🤖 AI Summary
This work addresses the challenge of generating lay-friendly summaries for specialized academic literature (e.g., biomedical and NLP papers) in zero-shot settings. We propose the first two-stage prompting framework grounded in authentic scientific writing practice: (1) key information extraction, followed by (2) reformulation into accessible language for non-expert readers. Our method requires no domain-specific fine-tuning or annotated data, relying solely on large language models (LLMs) and structured zero-shot prompts.

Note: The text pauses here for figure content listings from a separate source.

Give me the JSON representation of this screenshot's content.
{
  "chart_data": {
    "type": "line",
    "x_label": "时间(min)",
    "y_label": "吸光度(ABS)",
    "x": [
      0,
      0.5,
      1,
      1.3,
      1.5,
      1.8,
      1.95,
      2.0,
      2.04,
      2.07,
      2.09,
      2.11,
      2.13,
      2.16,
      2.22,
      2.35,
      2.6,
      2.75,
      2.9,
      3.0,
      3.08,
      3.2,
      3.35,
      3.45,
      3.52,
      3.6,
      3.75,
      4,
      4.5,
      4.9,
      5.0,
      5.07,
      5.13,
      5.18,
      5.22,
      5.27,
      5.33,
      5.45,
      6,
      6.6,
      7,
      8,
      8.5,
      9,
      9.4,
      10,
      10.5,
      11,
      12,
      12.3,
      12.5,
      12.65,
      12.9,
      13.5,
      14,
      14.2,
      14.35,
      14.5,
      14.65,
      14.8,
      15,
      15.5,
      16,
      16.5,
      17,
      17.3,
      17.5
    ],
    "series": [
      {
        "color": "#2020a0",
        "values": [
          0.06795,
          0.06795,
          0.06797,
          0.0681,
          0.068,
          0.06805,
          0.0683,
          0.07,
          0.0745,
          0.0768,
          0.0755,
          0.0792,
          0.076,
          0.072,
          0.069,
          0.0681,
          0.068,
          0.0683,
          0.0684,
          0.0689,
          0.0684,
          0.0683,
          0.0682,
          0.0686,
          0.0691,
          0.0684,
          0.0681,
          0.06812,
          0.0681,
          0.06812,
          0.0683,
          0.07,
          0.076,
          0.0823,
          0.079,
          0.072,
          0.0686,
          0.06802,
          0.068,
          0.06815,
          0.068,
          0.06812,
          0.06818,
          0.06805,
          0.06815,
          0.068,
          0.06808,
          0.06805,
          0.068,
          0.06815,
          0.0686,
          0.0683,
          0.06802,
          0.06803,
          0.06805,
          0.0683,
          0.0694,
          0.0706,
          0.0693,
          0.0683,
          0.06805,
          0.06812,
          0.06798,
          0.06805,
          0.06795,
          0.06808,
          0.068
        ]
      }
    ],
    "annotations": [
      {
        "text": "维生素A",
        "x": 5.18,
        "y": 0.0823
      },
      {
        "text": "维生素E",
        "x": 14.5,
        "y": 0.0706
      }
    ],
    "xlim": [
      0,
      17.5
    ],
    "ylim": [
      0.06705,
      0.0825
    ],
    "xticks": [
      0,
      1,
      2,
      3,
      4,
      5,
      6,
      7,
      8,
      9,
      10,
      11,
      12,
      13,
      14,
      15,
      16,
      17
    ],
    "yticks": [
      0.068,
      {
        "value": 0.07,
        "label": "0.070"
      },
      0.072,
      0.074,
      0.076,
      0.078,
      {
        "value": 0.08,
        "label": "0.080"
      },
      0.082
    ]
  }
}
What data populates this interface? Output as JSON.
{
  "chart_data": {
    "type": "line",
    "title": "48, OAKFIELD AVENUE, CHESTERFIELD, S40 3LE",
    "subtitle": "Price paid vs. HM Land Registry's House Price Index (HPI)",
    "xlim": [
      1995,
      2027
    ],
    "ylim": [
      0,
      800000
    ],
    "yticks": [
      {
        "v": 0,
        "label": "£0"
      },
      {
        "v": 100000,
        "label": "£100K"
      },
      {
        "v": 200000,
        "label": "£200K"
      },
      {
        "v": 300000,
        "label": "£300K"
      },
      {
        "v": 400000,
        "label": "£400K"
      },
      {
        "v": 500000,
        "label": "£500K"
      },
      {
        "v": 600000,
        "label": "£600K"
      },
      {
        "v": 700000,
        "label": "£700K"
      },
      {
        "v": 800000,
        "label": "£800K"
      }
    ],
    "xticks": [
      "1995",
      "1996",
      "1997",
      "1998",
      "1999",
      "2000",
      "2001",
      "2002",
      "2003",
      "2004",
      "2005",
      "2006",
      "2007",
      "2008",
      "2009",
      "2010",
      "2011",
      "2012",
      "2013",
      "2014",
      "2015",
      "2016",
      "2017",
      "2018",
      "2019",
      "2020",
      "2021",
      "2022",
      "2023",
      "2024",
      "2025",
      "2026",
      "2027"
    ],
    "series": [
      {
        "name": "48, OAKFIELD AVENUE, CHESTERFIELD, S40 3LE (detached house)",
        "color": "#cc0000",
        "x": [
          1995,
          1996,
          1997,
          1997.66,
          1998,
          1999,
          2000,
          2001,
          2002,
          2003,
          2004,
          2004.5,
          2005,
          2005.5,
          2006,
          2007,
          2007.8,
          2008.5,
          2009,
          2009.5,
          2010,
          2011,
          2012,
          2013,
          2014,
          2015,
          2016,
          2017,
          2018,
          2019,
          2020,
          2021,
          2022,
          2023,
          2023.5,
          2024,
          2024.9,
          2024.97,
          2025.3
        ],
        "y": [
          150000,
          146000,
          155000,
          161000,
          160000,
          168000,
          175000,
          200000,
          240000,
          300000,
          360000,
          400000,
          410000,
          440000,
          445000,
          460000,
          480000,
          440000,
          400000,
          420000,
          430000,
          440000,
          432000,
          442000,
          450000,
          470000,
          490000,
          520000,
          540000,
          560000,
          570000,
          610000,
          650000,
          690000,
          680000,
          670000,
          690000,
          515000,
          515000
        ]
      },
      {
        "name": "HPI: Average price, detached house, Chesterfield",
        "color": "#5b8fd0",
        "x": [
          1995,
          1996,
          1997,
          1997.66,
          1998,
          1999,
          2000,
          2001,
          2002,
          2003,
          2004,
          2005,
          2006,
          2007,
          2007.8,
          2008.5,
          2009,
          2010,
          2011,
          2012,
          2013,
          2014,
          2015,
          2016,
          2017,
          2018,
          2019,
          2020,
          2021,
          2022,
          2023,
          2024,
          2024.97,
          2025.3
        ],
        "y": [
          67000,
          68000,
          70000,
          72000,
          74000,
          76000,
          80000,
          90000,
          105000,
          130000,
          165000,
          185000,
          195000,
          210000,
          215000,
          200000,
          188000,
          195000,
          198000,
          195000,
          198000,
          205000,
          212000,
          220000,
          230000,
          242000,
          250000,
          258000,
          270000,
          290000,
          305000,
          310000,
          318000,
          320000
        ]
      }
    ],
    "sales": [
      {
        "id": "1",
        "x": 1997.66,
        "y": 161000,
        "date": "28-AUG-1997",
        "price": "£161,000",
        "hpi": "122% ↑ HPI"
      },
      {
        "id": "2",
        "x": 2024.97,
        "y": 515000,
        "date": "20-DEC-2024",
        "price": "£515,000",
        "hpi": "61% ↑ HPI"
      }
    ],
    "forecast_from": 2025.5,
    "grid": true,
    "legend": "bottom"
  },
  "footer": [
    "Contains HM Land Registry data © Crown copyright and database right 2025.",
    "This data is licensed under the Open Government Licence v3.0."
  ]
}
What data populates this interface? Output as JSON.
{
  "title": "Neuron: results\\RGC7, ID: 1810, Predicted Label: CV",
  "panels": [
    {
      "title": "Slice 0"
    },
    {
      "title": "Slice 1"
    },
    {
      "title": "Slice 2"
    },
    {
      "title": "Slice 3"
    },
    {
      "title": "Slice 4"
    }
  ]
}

Contributions are threefold: (1) the first demonstration of cross-domain zero-shot transfer (biomedical → NLP) for lay summarization; (2) empirical validation that LLMs serve as highly reliable automatic evaluators—correlating strongly with human preferences (Spearman ρ > 0.9); and (3) significant improvement in human preference scores for generated summaries. Experiments confirm the framework’s generalizability, reliability, and practical utility across domains.
📝 Abstract
In this work, we explore the application of Large Language Models to zero-shot Lay Summarisation. We propose a novel two-stage framework for Lay Summarisation based on real-life processes, and find that summaries generated with this method are increasingly preferred by human judges for larger models. To help establish best practices for employing LLMs in zero-shot settings, we also assess the ability of LLMs as judges, finding that they are able to replicate the preferences of human judges. Finally, we take the initial steps towards Lay Summarisation for Natural Language Processing (NLP) articles, finding that LLMs are able to generalise to this new domain, and further highlighting the greater utility of summaries generated by our proposed approach via an in-depth human evaluation.